In September, a large Egyptian construction company announced that it would build a new nitrogen fertilizer production plant in southeast Iowa to supply customers in the U.S. Corn Belt. Cairo-based Orascom Construction Industries, one of the world’s largest fertilizer makers, said the $1.4 billion plant would be “the first world-scale, natural gas-based fertilizer plant built in the United States in nearly 25 years” and would reduce U.S. dependence on imported fertilizers.

After years of losing manufacturing jobs, most American communities are vying to lure industries.

Orascom chose Wever, Iowa, over Illinois because part of its investment will be funded by a tax-exempt bond. The Iowa Economic Development Authority approved an incentive package that is expected to provide tax relief “in the order of $100 million,” the company said.

Royal Dutch Shell has unveiled plans for a $2 billion petrochemical plant northwest of Pittsburgh, where it can use natural gas supplies from the state’s enormous Marcellus shale formation. It chose Pennsylvania despite being wooed by Ohio and West Virginia.

The broader effect

The economic growth from natural gas abundance extends to companies providing supplies to the drilling boom.

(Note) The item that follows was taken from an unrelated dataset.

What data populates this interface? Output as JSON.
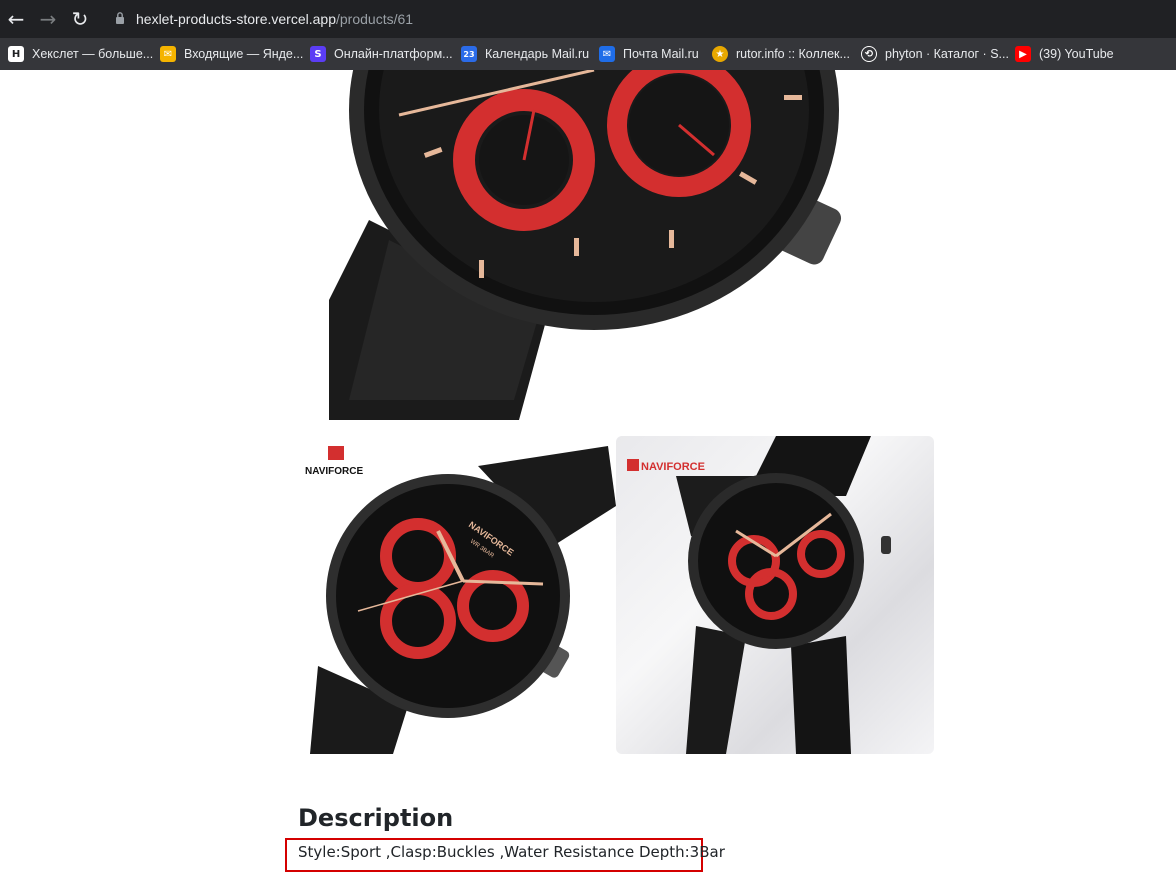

On Oct. 1, Honeywell announced that it paid $525 million for a 70 percent stake in Thomas Russell, a privately held provider of technology and equipment for natural gas processing and treatment. With the acquisition, Honeywell will offer technologies and products that allow producers of shale and conventional natural gas to remove contaminants from natural gas and recover high-value natural gas liquids used for petrochemicals and fuel.

Another example: U.S. Steel. The company is churning out new pipe for natural gas drilling rigs, wells and pipelines. And as a big consumer of power, it is paying less for fuel.

Surma, U.S. Steel’s chief executive, said in a speech recently that the company used 100 billion cubic feet of natural gas in 2011, “so just a few dollars’ difference in the price . . . allows us to realize important and significant cost savings.” For every dollar change in the price of a thousand cubic feet, the company saves $100 million.

Surma said the company is also improving its North American blast furnaces to allow for increased injection of natural gas to reduce its consumption of coke, a fuel derived from coal. The reduction could cut blast furnace fuel costs by $15 per ton of hot metal produced — and U.S. Steel can produce more than 20 million tons of steel a year.

“In addition to these kinds of cost savings opportunities, natural gas should provide North American steelmakers with another operating advantage over our foreign competitors,” Surma said.

Once some of these basic industries come home, companies further down the value chain could return, too.

“If you make plastics in the United States, there are a bunch of things produced in China that might tip back to being produced in the U.S.,” said Harold L. Sirkin, a senior partner at the Boston Consulting Group.

“You could think about toys,” he said. “We talked to a few companies thinking, ‘Does this mean I can re-shore some toy production to the U.S.?’ The energy cost in plastic toys is reasonably high. And the labor content is relatively low because we’re talking about automated injection molding facilities.”

Chinese exporting factories could be vulnerable, especially given the risks of intellectual property theft, transportation costs and long supply chains.

“All of a sudden, the equations start changing about where you produce things,” Sirkin said. “Even in industries where the cost structure includes only 1 or 2 percent electricity, that could make the difference.”